For Morrison, putting out this album was her way of supporting her community of Latinxs who feel alone when it comes to mental health issues. According to the Pew Research Center, Latinx communities are just as vulnerable to mental health issues as their non-Latinx counterparts, but face disparities when it comes to access and quality of treatment. Morrison’s intention was to put out an album that makes listeners feel seen and validated in their struggles.
“Older generations did not prioritize mental health. They were never taught to pay attention to that part of their being.”
“In the US, we have been talking more about mental health within our communities in Mexico and Latin America. However, many of us still live or have close contact with our families,” Morrison says. “Older generations did not prioritize mental health. They were never taught to pay attention to that part of their being. Consequently, they minimize these kinds of struggles.”
Morrison adds that she believes that people are now “more inclined to have open discussions about mental health.” Still, she says, “there is a lot of judgment and talk of being loco/loca,” with older-generation Latinxs still associating mental health issues or having to see a therapist with being “crazy.”
Therapy and holistic modalities – along with creating music – really helped the singer get through one of the hardest periods of her life. But it took feeling like she hit rock bottom to realize how healing music is for her, she says.

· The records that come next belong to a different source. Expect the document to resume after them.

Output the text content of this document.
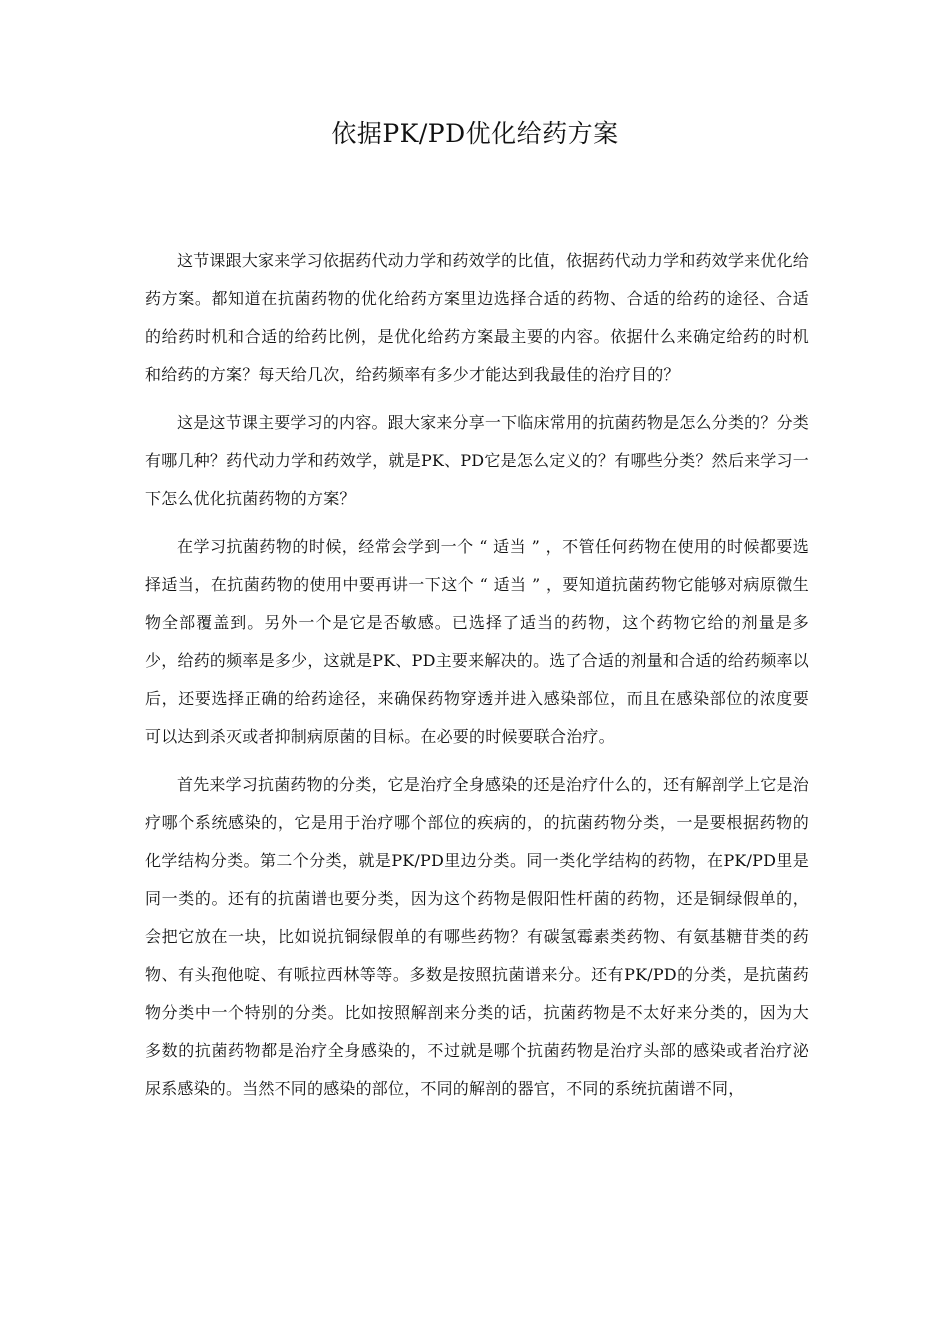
依据PK/PD优化给药方案

这节课跟大家来学习依据药代动力学和药效学的比值，依据药代动力学和药效学来优化给药方案。都知道在抗菌药物的优化给药方案里边选择合适的药物、合适的给药的途径、合适的给药时机和合适的给药比例，是优化给药方案最主要的内容。依据什么来确定给药的时机和给药的方案？每天给几次，给药频率有多少才能达到我最佳的治疗目的？

这是这节课主要学习的内容。跟大家来分享一下临床常用的抗菌药物是怎么分类的？分类有哪几种？药代动力学和药效学，就是PK、PD它是怎么定义的？有哪些分类？然后来学习一下怎么优化抗菌药物的方案？

在学习抗菌药物的时候，经常会学到一个 “ 适当 ” ，不管任何药物在使用的时候都要选择适当，在抗菌药物的使用中要再讲一下这个 “ 适当 ” ，要知道抗菌药物它能够对病原微生物全部覆盖到。另外一个是它是否敏感。已选择了适当的药物，这个药物它给的剂量是多少，给药的频率是多少，这就是PK、PD主要来解决的。选了合适的剂量和合适的给药频率以后，还要选择正确的给药途径，来确保药物穿透并进入感染部位，而且在感染部位的浓度要可以达到杀灭或者抑制病原菌的目标。在必要的时候要联合治疗。

首先来学习抗菌药物的分类，它是治疗全身感染的还是治疗什么的，还有解剖学上它是治疗哪个系统感染的，它是用于治疗哪个部位的疾病的，的抗菌药物分类，一是要根据药物的化学结构分类。第二个分类，就是PK/PD里边分类。同一类化学结构的药物，在PK/PD里是同一类的。还有的抗菌谱也要分类，因为这个药物是假阳性杆菌的药物，还是铜绿假单的，会把它放在一块，比如说抗铜绿假单的有哪些药物？有碳氢霉素类药物、有氨基糖苷类的药物、有头孢他啶、有哌拉西林等等。多数是按照抗菌谱来分。还有PK/PD的分类，是抗菌药物分类中一个特别的分类。比如按照解剖来分类的话，抗菌药物是不太好来分类的，因为大多数的抗菌药物都是治疗全身感染的，不过就是哪个抗菌药物是治疗头部的感染或者治疗泌尿系感染的。当然不同的感染的部位，不同的解剖的器官，不同的系统抗菌谱不同，
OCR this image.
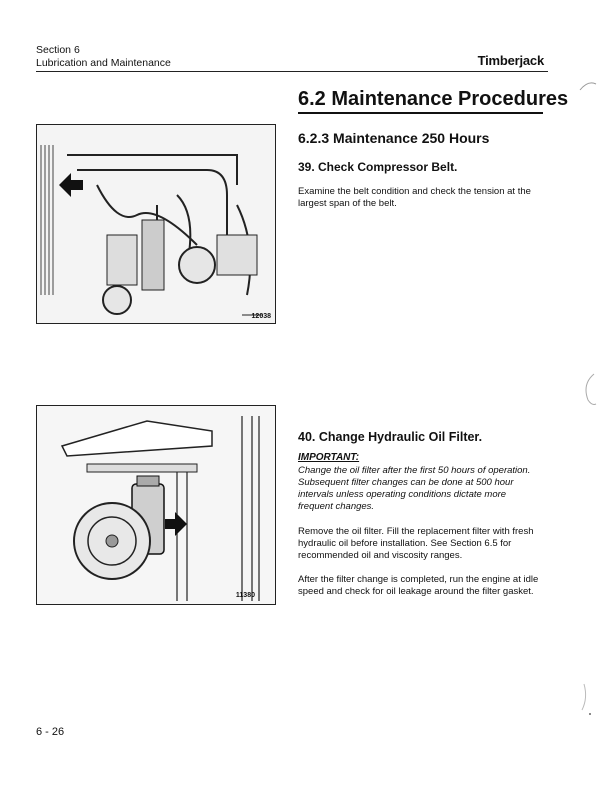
Section 6
Lubrication and Maintenance	Timberjack
6.2 Maintenance Procedures
6.2.3 Maintenance 250 Hours
39. Check Compressor Belt.
Examine the belt condition and check the tension at the largest span of the belt.
12038
11380
40. Change Hydraulic Oil Filter.
IMPORTANT:
Change the oil filter after the first 50 hours of operation. Subsequent filter changes can be done at 500 hour intervals unless operating conditions dictate more frequent changes.
Remove the oil filter. Fill the replacement filter with fresh hydraulic oil before installation. See Section 6.5 for recommended oil and viscosity ranges.
After the filter change is completed, run the engine at idle speed and check for oil leakage around the filter gasket.
6 - 26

Rediscovering herself in this way hasn’t just brought Morrison closer to her to music; it’s also changed her music. And it’s clearly resonating: fans have lauded the new sound that landed her with two Latin Grammy nominations this year.
“I think ‘Encontrarme’ is one of the best songs I’ve written in a long time, and I’m very proud of the album . . . But I think what makes me happy is the people that feel seen from it.”
“Since there’s so much new music right now, I was not at all expecting to be nominated,” she shares. “I think ‘Encontrarme’ is one of the best songs I’ve written in a long time, and I’m very proud of the album . . . But I think what makes me happy is the people that feel seen from it. That’s what’s really important to me. Of course, being nominated and having the Grammys make me and my music feel so special.”
In choosing herself, Morrison has also found herself. She’s made dietary changes toward her physical health, like reducing her sugar intake. She nurtures her mental health and takes CBD supplements to help with sleep or sometimes cope with her depression, anxiety, or overwhelming emotions. She works out regularly, practices yoga, and makes time for meditation. She goes on nice long walks in Los Angeles, where she currently resides and leans into her support system of family and friends, and prioritizes creativity. Today, she feels peace, joy, and tremendous gratitude for it all. One thing she’s clear on is that music will always be in the picture.
“My music has been my partner,” she says. “I will always be grateful for the creation of music and its existence [and] the way it chose me to do this style of music with my voice.”